Fin 2019, période faste
Lorsque les autorités togolaises ont émis l’idée de recourir au marché financier international pour les toutes premières fois, le FMI avait fini par imposer un plafond sur le montant. Pas plus de 8% du PIB et la valeur actuelle nette de la dette devrait être surveillée rigoureusement.
La Banque mondiale, qui avait, à plusieurs reprises, annoncé qu’elle donnerait sa garantie via son guichet IDA, s'est rétractée quelques mois après l’arrivée du très libéral David Malpass à sa tête. L’ancien patron de Bear Stearns a suspendu la garantie au profit d'une injection directe de cash.
Le pays rembourse ses dettes, dégage même un excédent budgétaire, dons y compris de 2,1%.
Le Togo s’en sort avec un appui budgétaire record de 150 millions $, mais maintient son premier rendez-vous sur les marchés financiers internationaux, en cette heureuse fin d’année 2019 où tout semble lui sourire. Le pays rembourse ses dettes, dégage même un excédent budgétaire dons y compris de 2,1%.
Le pays devient le seul pays à respecter les critères de convergence.

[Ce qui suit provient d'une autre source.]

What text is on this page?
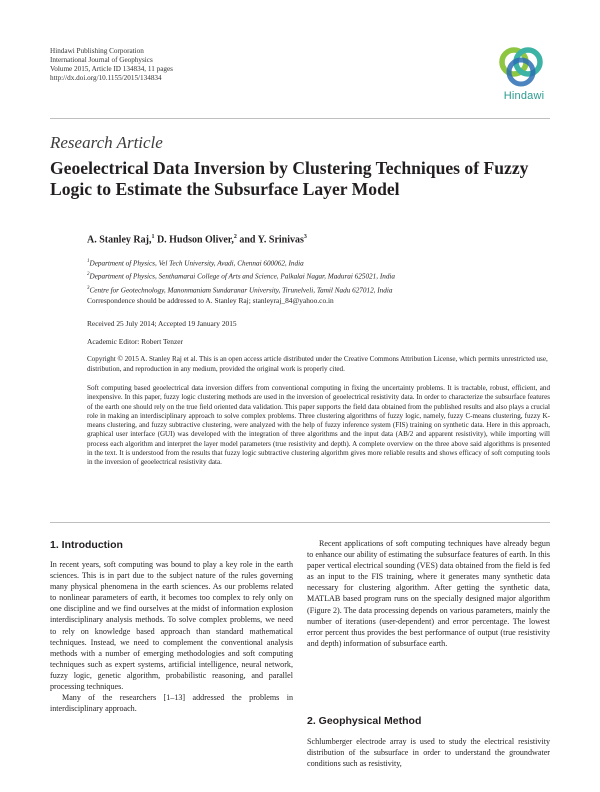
Hindawi Publishing Corporation
International Journal of Geophysics
Volume 2015, Article ID 134834, 11 pages
http://dx.doi.org/10.1155/2015/134834
Hindawi
Research Article
Geoelectrical Data Inversion by Clustering Techniques of Fuzzy Logic to Estimate the Subsurface Layer Model
A. Stanley Raj,$^1$ D. Hudson Oliver,$^2$ and Y. Srinivas$^3$
$^1$Department of Physics, Vel Tech University, Avadi, Chennai 600062, India
$^2$Department of Physics, Senthamarai College of Arts and Science, Palkalai Nagar, Madurai 625021, India
$^3$Centre for Geotechnology, Manonmaniam Sundaranar University, Tirunelveli, Tamil Nadu 627012, India
Correspondence should be addressed to A. Stanley Raj; stanleyraj_84@yahoo.co.in
Received 25 July 2014; Accepted 19 January 2015
Academic Editor: Robert Tenzer
Copyright © 2015 A. Stanley Raj et al. This is an open access article distributed under the Creative Commons Attribution License, which permits unrestricted use, distribution, and reproduction in any medium, provided the original work is properly cited.
Soft computing based geoelectrical data inversion differs from conventional computing in fixing the uncertainty problems. It is tractable, robust, efficient, and inexpensive. In this paper, fuzzy logic clustering methods are used in the inversion of geoelectrical resistivity data. In order to characterize the subsurface features of the earth one should rely on the true field oriented data validation. This paper supports the field data obtained from the published results and also plays a crucial role in making an interdisciplinary approach to solve complex problems. Three clustering algorithms of fuzzy logic, namely, fuzzy C-means clustering, fuzzy K-means clustering, and fuzzy subtractive clustering, were analyzed with the help of fuzzy inference system (FIS) training on synthetic data. Here in this approach, graphical user interface (GUI) was developed with the integration of three algorithms and the input data (AB/2 and apparent resistivity), while importing will process each algorithm and interpret the layer model parameters (true resistivity and depth). A complete overview on the three above said algorithms is presented in the text. It is understood from the results that fuzzy logic subtractive clustering algorithm gives more reliable results and shows efficacy of soft computing tools in the inversion of geoelectrical resistivity data.
1. Introduction

In recent years, soft computing was bound to play a key role in the earth sciences. This is in part due to the subject nature of the rules governing many physical phenomena in the earth sciences. As our problems related to nonlinear parameters of earth, it becomes too complex to rely only on one discipline and we find ourselves at the midst of information explosion interdisciplinary analysis methods. To solve complex problems, we need to rely on knowledge based approach than standard mathematical techniques. Instead, we need to complement the conventional analysis methods with a number of emerging methodologies and soft computing techniques such as expert systems, artificial intelligence, neural network, fuzzy logic, genetic algorithm, probabilistic reasoning, and parallel processing techniques.

Many of the researchers [1–13] addressed the problems in interdisciplinary approach.

Recent applications of soft computing techniques have already begun to enhance our ability of estimating the subsurface features of earth. In this paper vertical electrical sounding (VES) data obtained from the field is fed as an input to the FIS training, where it generates many synthetic data necessary for clustering algorithm. After getting the synthetic data, MATLAB based program runs on the specially designed major algorithm (Figure 2). The data processing depends on various parameters, mainly the number of iterations (user-dependent) and error percentage. The lowest error percent thus provides the best performance of output (true resistivity and depth) information of subsurface earth.

2. Geophysical Method

Schlumberger electrode array is used to study the electrical resistivity distribution of the subsurface in order to understand the groundwater conditions such as resistivity,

Scénario inespéré, d’autant que son ratio d’endettement très élevé, deux ans plus tôt, le destinait au cortège des pays qui feraient piétiner le passage à l’Eco.
« Les autorités ont procédé à la restructuration d’une première tranche de dette, ce qui a réduit légèrement la valeur actuelle nette de la dette publique totale, tout en préservant la notation du risque d’endettement extérieur, conformément au programme appuyé par le FMI », se satisfont les experts du FMI en mars 2020, dans un contexte de début apparent de la Covid-19 où les perspectives économiques ont été revues drastiquement à la baisse.